The Assyrian tries to repel this attack, but all in vain. Nah 2:5. “He remembers his glorious ones: they stumble in their paths; they hasten to the wall of it, and the tortoise is set up. Nah 2:6. The gates are opened in the rivers, and the palace is dissolved. Nah 2:7. It is determined: she is laid bare, carried off, and her maids groan like the cry of doves, smiting on their breasts.” On the approach of the war-chariots of the enemy to the attack, the Assyrian remembers his generals and warriors, who may possibly be able to defend the city and drive back the foe. That the subject changes with yizkōr, is evident from the change in the number, i.e., from the singular as compared with the plurals in Nah 2:3 and Nah 2:4, and is placed beyond the reach of doubt by the contents of Nah 2:5., which show that the reference is to the attempt to defend the city.

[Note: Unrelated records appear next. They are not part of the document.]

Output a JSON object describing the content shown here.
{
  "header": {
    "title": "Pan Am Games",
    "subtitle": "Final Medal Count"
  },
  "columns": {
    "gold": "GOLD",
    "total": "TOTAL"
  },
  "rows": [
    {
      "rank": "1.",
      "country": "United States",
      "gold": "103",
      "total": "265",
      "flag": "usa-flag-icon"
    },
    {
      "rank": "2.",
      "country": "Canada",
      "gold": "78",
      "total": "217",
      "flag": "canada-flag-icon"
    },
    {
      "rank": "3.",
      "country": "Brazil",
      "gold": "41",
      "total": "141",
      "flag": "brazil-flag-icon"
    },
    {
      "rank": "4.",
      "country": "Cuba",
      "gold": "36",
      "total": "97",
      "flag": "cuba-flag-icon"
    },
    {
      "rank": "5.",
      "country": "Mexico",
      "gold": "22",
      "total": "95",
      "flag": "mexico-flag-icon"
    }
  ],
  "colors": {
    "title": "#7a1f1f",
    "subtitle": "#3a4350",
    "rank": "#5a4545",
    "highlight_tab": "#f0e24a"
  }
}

The subject to yizkōr is the Assyrian (בּליּעל, Nah 2:1), or the king of Asshur (Nah 3:18). He remembers his glorious ones, i.e., remembers that he has ‘addı̄rı̄m, i.e., not merely generals (μεγιστᾶνες, lxx), but good soldiers, including the generals (as in Nah 3:18; Jdg 5:13; Neh 3:5). He sends for them, but they stumble in their paths. From terror at the violent assault of the foe, their knees lose their tension (the plural hălı̄khōth is not to be corrected into the singular according to the keri, as the word always occurs in the plural). They hasten to the wall of it (Nineveh); there is הסּכך set up: i.e., literally the covering one, not the defender, praesidium militare (Hitzig), but the tortoise, testudo.[1]
The prophet's description passes rapidly from

  1. Not, however, the tortoise formed by the shields of the soldiers, held close together above their heads (Liv. xxxiv. 9), since these are never found upon the Assyrian monuments (vid., Layard), but a kind of battering-ram, of which there are several different kinds, either a moveable tower, with a battering-ram, consisting of a light framework, covered with basket-work, or else a framework without any tower, either with an ornamented covering, or simply covered with skins, and moving upon four or six wheels. See the description, with illustrations, in Layard's Nineveh, ii. pp. 366-370, and Strauss's commentary on this passage.